Leaning Into Growth
How Angelo Villarreal’s past jobs—and travels—inform his employment practice
Published in 2026 Northern California Super Lawyers magazine
By Diane Stopyra on June 26, 2026
When bullets ricocheted nearby, Angelo Villarreal ducked behind a building in a dense Brazilian neighborhood. Crouched between concrete walls in a stark hillside community, the then-21-year-old felt something unexpected: motivation. Though his heart pounded, the moment only affirmed his desire to see the world in all its complexity—the good, the bad, the brutal.
“I come from an extremely isolated place, so when I got out, I let my curiosity run wild. That’s how you learn. And as a lawyer, if you’re not learning new things, you’re not growing,” says Villarreal, who advises Central Valley school districts.
Villarreal was raised by a single, immigrant mother from Mexico, and he grew up in a particularly low-income part of Bakersfield. While rival gangs battled for territory in nearby Rexland Park, Villarreal found ways to keep busy. At 11, he worked 10-hour weekend shifts at a mobile car wash business for $30 per day plus homemade Colombian food for lunch. As a teenager, he was a lifeguard at a city pool, worked at a restaurant, and cleaned houses alongside his mother on the wealthier side of town. He also cut his teeth with an uncle on local construction jobs, enduring triple-digit heat. Seeing what years of roofing and framing could do to a body, Villarreal came to a conclusion: “I wanted a different type of life.”
A fascination with social inequities inspired Villarreal to enroll in the international studies program at UC Santa Barbara. As an undergraduate, he studied abroad at the Brazilian equivalent of an Ivy League institution, but he left the safety of those halls to volunteer as a grant writer at a nongovernmental organization focused on education in the Rocinha favela of Rio de Janeiro. On his first day, he heard the gunfire of drug traffickers. Yet the elementary-aged children he encountered appeared unfazed, eager to learn and play.
“Seeing them gave me hope,” Villarreal says. “If the kids in these circumstances can be this spirited, there is still a way to effectuate positive change in this world.”

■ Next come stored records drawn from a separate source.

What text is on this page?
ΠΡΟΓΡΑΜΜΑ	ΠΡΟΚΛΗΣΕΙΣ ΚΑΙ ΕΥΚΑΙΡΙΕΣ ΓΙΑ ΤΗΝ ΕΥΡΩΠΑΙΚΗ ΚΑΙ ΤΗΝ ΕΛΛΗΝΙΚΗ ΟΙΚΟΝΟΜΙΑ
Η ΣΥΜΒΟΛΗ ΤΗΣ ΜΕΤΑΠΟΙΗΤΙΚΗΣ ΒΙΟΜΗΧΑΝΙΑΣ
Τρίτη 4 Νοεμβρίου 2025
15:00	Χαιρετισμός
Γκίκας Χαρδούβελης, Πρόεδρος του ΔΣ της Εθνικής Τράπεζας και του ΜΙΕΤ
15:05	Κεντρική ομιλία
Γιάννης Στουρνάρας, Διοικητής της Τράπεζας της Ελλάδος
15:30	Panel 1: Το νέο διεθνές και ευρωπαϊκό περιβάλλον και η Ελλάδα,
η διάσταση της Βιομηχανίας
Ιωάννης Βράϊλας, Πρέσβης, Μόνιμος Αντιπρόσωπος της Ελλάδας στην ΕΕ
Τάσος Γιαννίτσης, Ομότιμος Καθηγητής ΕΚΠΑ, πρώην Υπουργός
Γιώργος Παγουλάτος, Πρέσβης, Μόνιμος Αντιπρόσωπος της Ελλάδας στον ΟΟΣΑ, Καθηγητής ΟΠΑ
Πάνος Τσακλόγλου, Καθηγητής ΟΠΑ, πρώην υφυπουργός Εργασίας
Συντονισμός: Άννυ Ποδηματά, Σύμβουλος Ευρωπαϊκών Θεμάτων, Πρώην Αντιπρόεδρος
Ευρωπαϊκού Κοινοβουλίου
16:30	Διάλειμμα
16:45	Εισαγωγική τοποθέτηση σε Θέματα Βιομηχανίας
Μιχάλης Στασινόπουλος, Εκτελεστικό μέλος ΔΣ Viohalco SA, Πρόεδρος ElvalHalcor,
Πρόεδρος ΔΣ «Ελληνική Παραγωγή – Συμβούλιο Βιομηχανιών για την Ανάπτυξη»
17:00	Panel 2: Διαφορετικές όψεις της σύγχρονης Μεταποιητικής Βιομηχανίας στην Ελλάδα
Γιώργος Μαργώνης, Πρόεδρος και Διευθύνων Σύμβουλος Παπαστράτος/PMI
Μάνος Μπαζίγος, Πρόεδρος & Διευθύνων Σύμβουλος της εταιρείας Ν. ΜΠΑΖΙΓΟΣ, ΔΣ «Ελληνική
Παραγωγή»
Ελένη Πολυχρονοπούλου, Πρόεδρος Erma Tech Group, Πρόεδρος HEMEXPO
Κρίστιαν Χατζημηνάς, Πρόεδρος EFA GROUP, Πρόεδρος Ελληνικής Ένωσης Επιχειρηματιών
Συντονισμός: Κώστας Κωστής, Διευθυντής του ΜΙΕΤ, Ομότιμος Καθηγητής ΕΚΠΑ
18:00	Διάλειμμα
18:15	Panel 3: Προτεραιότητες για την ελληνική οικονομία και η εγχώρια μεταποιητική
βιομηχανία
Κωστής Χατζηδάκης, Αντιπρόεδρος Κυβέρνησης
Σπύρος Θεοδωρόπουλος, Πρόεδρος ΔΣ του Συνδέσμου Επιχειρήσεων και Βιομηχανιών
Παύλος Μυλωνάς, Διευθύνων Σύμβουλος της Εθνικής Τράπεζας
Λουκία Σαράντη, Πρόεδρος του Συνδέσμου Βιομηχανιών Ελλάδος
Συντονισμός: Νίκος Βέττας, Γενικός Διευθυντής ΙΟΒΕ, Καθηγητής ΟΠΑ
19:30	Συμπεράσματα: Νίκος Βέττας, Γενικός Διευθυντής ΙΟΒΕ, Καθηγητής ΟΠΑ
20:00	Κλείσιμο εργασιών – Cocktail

Following graduation, Villarreal spent 10 months teaching English in South Korea to pre-K through middle school students. Because he didn’t speak Korean, he learned to read body language, a skill that still informs his work. Understanding nonverbal communication is key, he says, when conducting labor negotiations and workplace investigations.
In Korea, in-between his full-time job and studying for the LSAT, Villarreal explored, seeking out connections with expats from Europe, South Africa, Australia, Canada and New Zealand. Alone in a foreign country, he found himself engaging with people of various ages, cultures and socioeconomic backgrounds.
In 2016, after earning his J.D. from what is now UC Law San Francisco, Villarreal embarked on a two-month backpacking trip through South America, exploring thunderous waterfalls in Argentina, otherworldly salt flats in Bolivia and tropical swamps in Brazil. The trip allowed him to clear his head and, as he says, “come back to myself.”
Upon return, Villarreal took on an associate role at an international tax accounting firm in San Francisco. Years after washing cars for $30 per day, he had landed in the world of major hedge funds. “It was interesting to be in a place where someone from my background was highly, highly unlikely to work in those roles. It was very eye-opening, and I felt very privileged to be in a situation to learn about those complicated financial topics,” he says. “It’s definitely something I carry with me to this day.”
Villarreal found his true calling a few years later, as a labor and employment lawyer with the Fresno-based Atkinson, Andelson, Loya, Ruud & Romo. Sometimes, he’s thrust into a controversy over a pride flag in the classroom of a conservative district. Other times, he’s advising schools on their course of action should an immigration officer approach a student on a field trip.
“The travel has helped tremendously in my current role, where I work with so many different kinds of people,” says Villarreal, who advises school districts across the spectrum—from conservative to progressive, well-resourced to cash-strapped. “This ability to connect is how I build relationships and earn clients’ trust as a problem solver.”
If Villarreal ever feels overwhelmed, he remembers time spent moving through unfamiliar places, figuring it out as he went. “I’m grateful I put myself through those challenges,” he says. “They taught me that I can lead with courage, put my head down and get the job done. I just have to believe in myself.”